Live: Buffalo Collision

Live: Buffalo Collision

Ethan Iverson (piano), Tim Berne (alto saxophone), Hank Roberts (cello), Dave King (drums) / The Sugar Club, Dublin / 28 January 2009

What happens when buffaloes collide? A lot of dust and thunder. Or, musically, an improvised, conversational clash of sounds and ideas that, though it does indeed have seismic moments, also surprises with quiet beauty and subtle revelation.

The four musicians who make up this aptly named band have redefined the boundaries of improvised music across two generations. Woody Herman this is not. Iverson and King are two-thirds of the Bad Plus, a young American piano trio that burst onto the scene at the turn of the century with an intricate approach to improvisation wrapped inside a rock sensibility. Berne and Roberts are part of what is rapidly becoming the old guard of jazz innovation, downtown-scene veterans who have been recording together since the days when the Bad Plus were in short pants. Berne in particular is a major figure, a keeper of the flame for the uncompromising musical path of his mentor, Julius Hemphill, whose intense compositions always defied labels and whose exploratory spirit was present throughout this evening of consistently thrilling music.

Concluding a European winter tour before a rapt Dublin audience, Buffalo Collision played three totally improvised pieces that bristled with energy and intelligence. Moving from impressionistic interplay to furious grooves, breaking off into different duo and trio combinations, exploring novel tones and textures, the band played free music of the highest standard – not just fresh and engaging, but rigorous and, when it needed to be, thoughtfully restrained.

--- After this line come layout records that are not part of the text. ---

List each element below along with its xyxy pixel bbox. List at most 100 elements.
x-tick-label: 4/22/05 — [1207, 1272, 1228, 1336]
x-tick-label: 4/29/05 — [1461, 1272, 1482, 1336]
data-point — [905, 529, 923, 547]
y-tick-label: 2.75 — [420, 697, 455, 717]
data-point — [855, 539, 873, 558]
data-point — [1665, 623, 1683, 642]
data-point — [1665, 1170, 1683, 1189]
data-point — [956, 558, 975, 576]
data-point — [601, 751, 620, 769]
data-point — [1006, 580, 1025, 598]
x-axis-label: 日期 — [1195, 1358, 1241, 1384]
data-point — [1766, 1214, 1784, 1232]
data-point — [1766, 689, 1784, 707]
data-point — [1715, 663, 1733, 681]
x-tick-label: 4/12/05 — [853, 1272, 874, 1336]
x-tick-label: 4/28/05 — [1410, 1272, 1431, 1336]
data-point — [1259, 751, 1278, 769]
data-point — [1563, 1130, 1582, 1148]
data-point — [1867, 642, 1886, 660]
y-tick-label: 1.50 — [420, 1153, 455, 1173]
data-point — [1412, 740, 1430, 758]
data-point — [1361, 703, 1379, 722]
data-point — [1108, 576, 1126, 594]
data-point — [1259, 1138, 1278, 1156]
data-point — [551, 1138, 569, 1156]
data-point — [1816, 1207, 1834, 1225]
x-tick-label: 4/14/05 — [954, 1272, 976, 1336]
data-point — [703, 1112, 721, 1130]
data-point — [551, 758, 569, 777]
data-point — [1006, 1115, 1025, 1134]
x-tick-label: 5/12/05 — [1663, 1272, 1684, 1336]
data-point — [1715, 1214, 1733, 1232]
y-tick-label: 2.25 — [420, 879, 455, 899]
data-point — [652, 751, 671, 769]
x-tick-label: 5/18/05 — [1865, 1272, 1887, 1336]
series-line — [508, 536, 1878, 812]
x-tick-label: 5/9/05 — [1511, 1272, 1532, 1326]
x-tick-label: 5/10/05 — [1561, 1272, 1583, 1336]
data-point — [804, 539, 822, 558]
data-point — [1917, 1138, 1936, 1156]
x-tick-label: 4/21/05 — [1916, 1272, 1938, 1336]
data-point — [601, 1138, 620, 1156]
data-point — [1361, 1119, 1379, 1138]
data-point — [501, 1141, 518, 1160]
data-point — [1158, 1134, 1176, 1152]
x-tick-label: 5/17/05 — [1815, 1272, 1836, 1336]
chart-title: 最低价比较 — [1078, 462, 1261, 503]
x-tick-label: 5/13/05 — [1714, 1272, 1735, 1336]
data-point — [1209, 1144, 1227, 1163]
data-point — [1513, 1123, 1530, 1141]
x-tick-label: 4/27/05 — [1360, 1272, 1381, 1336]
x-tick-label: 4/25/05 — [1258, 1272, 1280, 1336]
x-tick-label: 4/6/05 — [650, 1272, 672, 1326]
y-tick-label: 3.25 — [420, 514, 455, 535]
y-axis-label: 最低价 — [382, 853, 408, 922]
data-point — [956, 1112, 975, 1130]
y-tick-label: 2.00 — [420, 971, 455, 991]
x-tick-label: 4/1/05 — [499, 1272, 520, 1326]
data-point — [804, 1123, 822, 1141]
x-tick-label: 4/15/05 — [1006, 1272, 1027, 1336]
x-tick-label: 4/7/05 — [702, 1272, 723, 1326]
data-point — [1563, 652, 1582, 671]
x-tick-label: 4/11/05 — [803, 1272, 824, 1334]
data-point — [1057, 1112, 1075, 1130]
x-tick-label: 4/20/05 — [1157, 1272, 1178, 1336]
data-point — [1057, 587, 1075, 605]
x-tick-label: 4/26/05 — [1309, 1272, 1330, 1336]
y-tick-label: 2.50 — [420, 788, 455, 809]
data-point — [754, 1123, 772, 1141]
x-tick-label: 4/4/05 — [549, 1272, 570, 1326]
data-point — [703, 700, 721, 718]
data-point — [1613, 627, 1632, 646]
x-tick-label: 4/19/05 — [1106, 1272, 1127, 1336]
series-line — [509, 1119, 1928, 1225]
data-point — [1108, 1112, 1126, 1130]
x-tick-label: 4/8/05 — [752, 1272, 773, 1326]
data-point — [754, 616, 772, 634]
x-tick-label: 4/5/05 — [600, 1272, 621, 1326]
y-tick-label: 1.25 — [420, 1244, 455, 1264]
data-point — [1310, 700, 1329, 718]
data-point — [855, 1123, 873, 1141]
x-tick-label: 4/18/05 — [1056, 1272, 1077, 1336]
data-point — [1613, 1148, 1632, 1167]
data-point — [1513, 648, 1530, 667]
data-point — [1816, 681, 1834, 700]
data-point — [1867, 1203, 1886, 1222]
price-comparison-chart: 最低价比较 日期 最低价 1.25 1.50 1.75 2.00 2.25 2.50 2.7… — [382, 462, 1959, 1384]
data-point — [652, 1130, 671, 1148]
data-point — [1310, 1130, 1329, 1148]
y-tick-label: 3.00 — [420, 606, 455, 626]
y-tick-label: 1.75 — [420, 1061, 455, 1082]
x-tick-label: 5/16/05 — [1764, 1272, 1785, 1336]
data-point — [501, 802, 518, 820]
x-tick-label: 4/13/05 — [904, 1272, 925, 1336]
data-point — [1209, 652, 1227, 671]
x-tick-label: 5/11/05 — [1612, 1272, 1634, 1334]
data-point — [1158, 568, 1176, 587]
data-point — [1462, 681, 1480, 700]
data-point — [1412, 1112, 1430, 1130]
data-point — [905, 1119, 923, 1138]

Berne occupies the aesthetic centre of this project. Like Hemphill, he likes to set his lean alto style against the alternative harmonic voice of the cello, and he and Roberts had some sublime exchanges. But it was Iverson who offered the most compelling improvisatory explosions. As well as being a fine pianist, Iverson is a writer and jazz historian whose blog, Do the Math (thebadplus.typepad.com/dothemath) is essential reading for anyone serious about improvised music. He has written lately about the stride piano tradition of, among others, James P. Johnson and Willie ‘The Lion’ Smith, an exploration that has found its way into his own playing – and how wonderful it is to hear the influence of the Harlem stride style refracted through the strange prism of this group’s free playing.

But the concert was a collective enterprise and a collective success. King’s enthusiasm and focus behind the drum kit created a more sensitive presence than he usually displays in the Bad Plus. Roberts’ sonic excursions were always interesting, though his contribution was sharpest when he was working the lower registers. And the titles of these pieces? When I asked for a set-list the band just replied: ‘Call them Buffalo Collision Dublin One, Two and Three.’ Or, you could say, four guys having a series of intense, resonant musical conversations.

Published on 1 April 2009

Kevin Stevens is is a Dublin-based novelist and writer on history, literature, and jazz.